Royal Bank’s stock is listed on Canadian and U.S. exchanges. Full disclosure: I’ve owned Royal Bank stock for decades and have profited handsomely from my holdings.
What I find particularly bothersome is Royal Bank’s allegation that Ahn two years ago fired a colleague a “substantially identical” offense for which she was fired. As well, as reported by Bloomberg, Royal Bank states that when another employee raised concerns about Mason’s pay, Ahn terminated that person’s employment without cause. Royal Bank says that former employee “has demanded compensation from RBC for bad faith termination of his employment, because of Ms. Ahn’s conduct.”
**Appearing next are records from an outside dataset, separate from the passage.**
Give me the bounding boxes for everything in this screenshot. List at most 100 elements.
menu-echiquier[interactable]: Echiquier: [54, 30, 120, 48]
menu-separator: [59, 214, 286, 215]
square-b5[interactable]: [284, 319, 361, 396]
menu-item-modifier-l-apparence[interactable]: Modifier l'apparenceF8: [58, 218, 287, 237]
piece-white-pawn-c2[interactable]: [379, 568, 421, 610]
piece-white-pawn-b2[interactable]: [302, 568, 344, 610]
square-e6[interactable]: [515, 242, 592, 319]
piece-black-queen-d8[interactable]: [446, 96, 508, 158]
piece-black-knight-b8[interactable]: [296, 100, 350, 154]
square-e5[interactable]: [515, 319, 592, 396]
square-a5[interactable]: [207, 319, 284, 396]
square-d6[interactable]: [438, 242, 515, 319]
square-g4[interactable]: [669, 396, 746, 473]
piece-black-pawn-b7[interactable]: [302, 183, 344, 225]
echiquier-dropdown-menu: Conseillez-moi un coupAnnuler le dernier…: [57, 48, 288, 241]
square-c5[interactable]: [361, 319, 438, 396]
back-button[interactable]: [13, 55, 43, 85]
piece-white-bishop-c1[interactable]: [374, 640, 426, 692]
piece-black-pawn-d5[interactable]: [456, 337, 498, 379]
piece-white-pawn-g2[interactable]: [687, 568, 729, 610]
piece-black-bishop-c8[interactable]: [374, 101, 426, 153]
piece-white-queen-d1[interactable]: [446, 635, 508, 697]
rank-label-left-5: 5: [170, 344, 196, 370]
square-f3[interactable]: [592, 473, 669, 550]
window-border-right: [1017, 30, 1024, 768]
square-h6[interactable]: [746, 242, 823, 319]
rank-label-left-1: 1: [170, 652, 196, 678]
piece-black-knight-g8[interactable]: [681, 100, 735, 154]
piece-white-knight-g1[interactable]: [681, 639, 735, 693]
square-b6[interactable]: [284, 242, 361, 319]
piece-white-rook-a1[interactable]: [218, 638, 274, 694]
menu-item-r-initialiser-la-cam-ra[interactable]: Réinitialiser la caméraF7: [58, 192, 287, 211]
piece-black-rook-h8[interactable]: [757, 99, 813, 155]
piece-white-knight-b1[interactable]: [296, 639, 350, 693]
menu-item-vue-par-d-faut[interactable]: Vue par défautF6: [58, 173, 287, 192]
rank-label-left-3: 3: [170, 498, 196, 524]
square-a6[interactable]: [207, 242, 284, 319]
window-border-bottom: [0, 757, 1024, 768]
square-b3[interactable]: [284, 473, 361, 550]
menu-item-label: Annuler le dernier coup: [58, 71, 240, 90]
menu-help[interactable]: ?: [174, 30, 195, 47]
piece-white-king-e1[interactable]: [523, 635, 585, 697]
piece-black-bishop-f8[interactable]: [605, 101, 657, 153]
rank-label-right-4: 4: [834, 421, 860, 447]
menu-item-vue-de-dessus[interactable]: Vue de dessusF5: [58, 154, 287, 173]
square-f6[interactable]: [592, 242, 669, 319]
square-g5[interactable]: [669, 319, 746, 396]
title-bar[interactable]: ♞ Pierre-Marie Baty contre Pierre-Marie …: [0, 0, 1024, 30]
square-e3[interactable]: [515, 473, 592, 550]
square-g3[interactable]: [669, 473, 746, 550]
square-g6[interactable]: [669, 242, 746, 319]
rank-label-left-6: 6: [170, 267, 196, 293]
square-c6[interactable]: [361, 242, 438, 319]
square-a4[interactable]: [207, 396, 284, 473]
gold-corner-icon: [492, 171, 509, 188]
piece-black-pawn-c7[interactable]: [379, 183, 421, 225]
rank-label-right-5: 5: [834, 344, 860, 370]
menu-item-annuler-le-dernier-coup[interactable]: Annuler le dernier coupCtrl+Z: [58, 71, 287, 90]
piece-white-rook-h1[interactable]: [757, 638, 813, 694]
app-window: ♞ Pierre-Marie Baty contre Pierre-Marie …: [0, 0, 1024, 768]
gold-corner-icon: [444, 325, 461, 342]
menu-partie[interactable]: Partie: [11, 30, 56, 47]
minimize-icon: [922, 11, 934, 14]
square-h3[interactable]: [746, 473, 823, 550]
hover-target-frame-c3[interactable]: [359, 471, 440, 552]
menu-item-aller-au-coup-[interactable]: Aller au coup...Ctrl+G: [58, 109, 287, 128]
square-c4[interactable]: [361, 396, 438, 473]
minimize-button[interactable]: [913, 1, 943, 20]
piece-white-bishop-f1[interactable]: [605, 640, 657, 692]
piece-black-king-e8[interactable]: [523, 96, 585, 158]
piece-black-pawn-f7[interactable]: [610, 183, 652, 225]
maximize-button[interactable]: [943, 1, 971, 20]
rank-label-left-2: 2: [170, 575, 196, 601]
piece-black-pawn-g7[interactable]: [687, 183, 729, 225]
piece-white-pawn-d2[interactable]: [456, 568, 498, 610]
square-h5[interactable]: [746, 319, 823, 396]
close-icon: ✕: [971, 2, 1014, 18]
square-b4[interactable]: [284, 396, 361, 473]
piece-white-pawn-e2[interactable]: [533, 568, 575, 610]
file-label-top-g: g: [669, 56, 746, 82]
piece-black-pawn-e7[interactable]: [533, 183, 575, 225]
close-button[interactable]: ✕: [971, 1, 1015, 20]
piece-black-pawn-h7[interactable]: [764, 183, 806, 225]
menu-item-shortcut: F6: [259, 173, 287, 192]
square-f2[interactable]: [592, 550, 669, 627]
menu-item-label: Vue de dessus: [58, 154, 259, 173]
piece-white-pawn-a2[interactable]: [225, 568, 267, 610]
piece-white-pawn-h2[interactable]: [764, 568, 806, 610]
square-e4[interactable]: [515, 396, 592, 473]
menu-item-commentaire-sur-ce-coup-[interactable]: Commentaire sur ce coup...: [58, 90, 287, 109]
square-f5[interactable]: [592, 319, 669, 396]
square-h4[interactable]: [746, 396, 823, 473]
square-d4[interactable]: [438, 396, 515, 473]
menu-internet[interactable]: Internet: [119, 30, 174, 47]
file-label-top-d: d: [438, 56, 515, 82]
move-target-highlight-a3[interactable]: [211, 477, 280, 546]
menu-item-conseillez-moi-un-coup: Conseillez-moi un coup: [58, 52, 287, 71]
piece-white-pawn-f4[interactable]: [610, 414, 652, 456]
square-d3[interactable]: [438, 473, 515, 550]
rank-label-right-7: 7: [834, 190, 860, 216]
Lawyers representing Ahn and Mason didn’t respond to requests for comment from the Globe and Mail and Bloomberg, and Royal Bank’s allegations haven’t been proved in court. Perhaps there’s some “context” that can explain Ahn’s and Mason’s allegedly salacious behavior, and I anxiously await their responses if they continue with their lawsuits.
I now understand why Royal Bank CEO Dave McKay chose to let Royal Bank’s lawyers handle the matter rather than confront Ahn himself. If McKay was indeed grooming Ahn to be his successor, I imagine he feels betrayed.
Kudos to Royal Bank spokeswoman Gillian McArdle for her deft crisis management, an indication that McCardle’s promotion to vice president three months ago was well deserved. I’m delighted to see that the communications folks at Royal Bank of Canada are still among the best in the business.